Because the Portuguese education system ensures that, by the age of 14, only 1/4 of students keep having Science subjects (aside from Maths), we’re bound to be fairly uneducated in these fields. Luckily, popular science books and documentaries abound, and QI opened the door for shows like The Infinite Monkey Cage to exist.
Hosted by comedian Robin Ince and never-ageing physicist Prof. Brian Cox, the radio series has been running since 2009 but, for some twisted reason, I only found out about it this year and have been binge-listening ever since.
The concept is simple: pick a theme, invite experts in that field and an additional comedian (with Katy Brand being one of the habituées), and get them all chatting for half an hour. The conversation can be focused on topics ranging from microorganisms to parallel universes, to mysticism and how war has shaped Science, and you may even catch an episode or two with the great Alan Moore.

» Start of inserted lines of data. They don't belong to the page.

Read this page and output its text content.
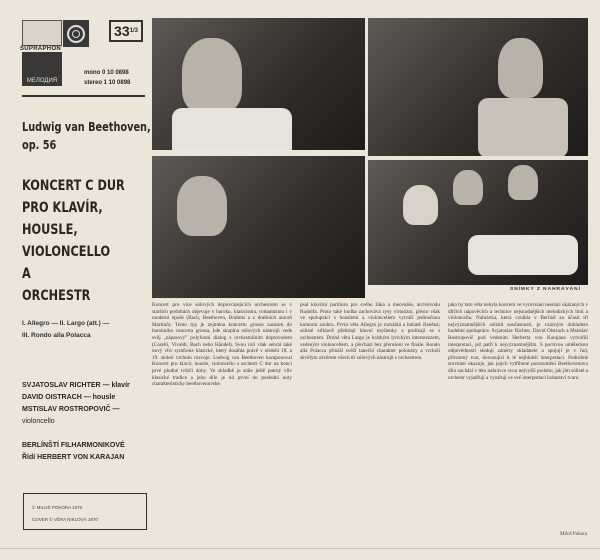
SUPRAPHON
МЕЛОДИЯ
33 1/3
mono 0 10 0898
stereo 1 10 0898
Ludwig van Beethoven,
op. 56
KONCERT C DUR
PRO KLAVÍR,
HOUSLE,
VIOLONCELLO
A
ORCHESTR
I. Allegro — II. Largo (att.) —
III. Rondo alla Polacca
SVJATOSLAV RICHTER — klavír
DAVID OISTRACH — housle
MSTISLAV ROSTROPOVIČ —
violoncello
BERLÍNŠTÍ FILHARMONIKOVÉ
Řídí HERBERT VON KARAJAN
© MILOŠ POKORA 1970
COVER © VĚRA NIKLOVÁ 1970
SNÍMKY Z NAHRÁVÁNÍ
Koncert pro více sólových doprovázejících orchestrem se v starších podobách objevuje v baroku, klasicismu, romantismu i v moderní epoše (Bach, Beethoven, Brahms a z dnešních autorů Martinů). Tento typ je zejména koncertu grosso zasazen do barokního concerta grossa, kde skupina sólových nástrojů vede svůj „zápasový" polyfonní dialog s orchestrálním doprovodem (Corelli, Vivaldi, Bach nebo Händel). Svou roli však sehrál také nový vliv symfonie klasické, který dosáhla právě v období 18. a 19. století vrcholu rozvoje. Ludwig van Beethoven komponoval Koncert pro klavír, housle, violoncello a orchestr C dur na konci prvé plodné tvůrčí doby. Ve skladbě je stále ještě patrný vliv klasické tradice a jeho dílo je od první do poslední noty charakteristicky beethovenovské.
psal klavírní partituru pro svého žáka a mecenáše, arcivévodu Rudolfa. Proto také hudba zachovává rysy virtuózní, přesto však ve spolupráci s houslemi a violoncellem vytváří jedinečnou komorní souhru. První věta Allegro je rozsáhlá a bohatě členěná; sólisté střídavě přebírají hlavní myšlenky a prolínají se s orchestrem. Druhá věta Largo je krátkým lyrickým intermezzem, vedeným violoncellem, a přechází bez přerušení ve finále. Rondo alla Polacca přináší svěží taneční charakter polonézy a vrcholí skvělým závěrem všech tří sólových nástrojů s orchestrem.
jako by tato věta nebyla koncem ve vyrovnání nesnází ukázaných v dílčích nápověcích a technice nejsnadnějších melodických linií a violoncella. Nahrávka, která vznikla v Berlíně za účasti tří nejvýznamnějších sólistů současnosti, je vzácným dokladem hudební spolupráce. Svjatoslav Richter, David Oistrach a Mstislav Rostropovič pod vedením Herberta von Karajana vytvořili interpretaci, jež patří k nejvýznamnějším. S poctivou uměleckou odpovědností sledují záměry skladatele a spojují je v řad, přirozený tvar, dovozující k té nejhlubší interpretaci. Podrobné srovnání ukazuje, jak jejich vytříbené porozumění Beethovenovu dílu nachází v této nahrávce svou nejvyšší podobu, jak jím sólisté a orchestr vyjadřují a vyzařují ve své interpretaci bohatství tvaru.
Miloš Pokora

More than making Science entertaining, the wonderful thing about this series is that it reminds us of what makes the scientific field and all its branches so incredibly fascinating in the first place: they ask all the big questions. How are stars formed? What are things made of? How does life work? When is a strawberry dead? They don’t shy away from inviting Religion, Philosophy and the Arts to the debate either – all of which are asking big questions themselves.
It has been said that scientists are like children because they never stop asking “why?” and “how?” about the most seemingly silly or absurd things. But, although they may have that questioning spirit more embedded in them than us, regular folk, I honestly think that curiosity can be stimulated and be kept alive – especially when the questions being asked are so universal.
Admittedly, some will be more open to keep on questioning, while others will accept a handful of explanations at face value. But we all feel the need to understand the whys and hows – we just look for the answers in different places.
Yesterday, while listening to the episode about oxygen, Dr Gabrielle Walker told everyone the story of the Poisonous Plant. And I felt like the luckiest daughter in the world all over again, for having had such a bright and generous mind to share my curiosity with.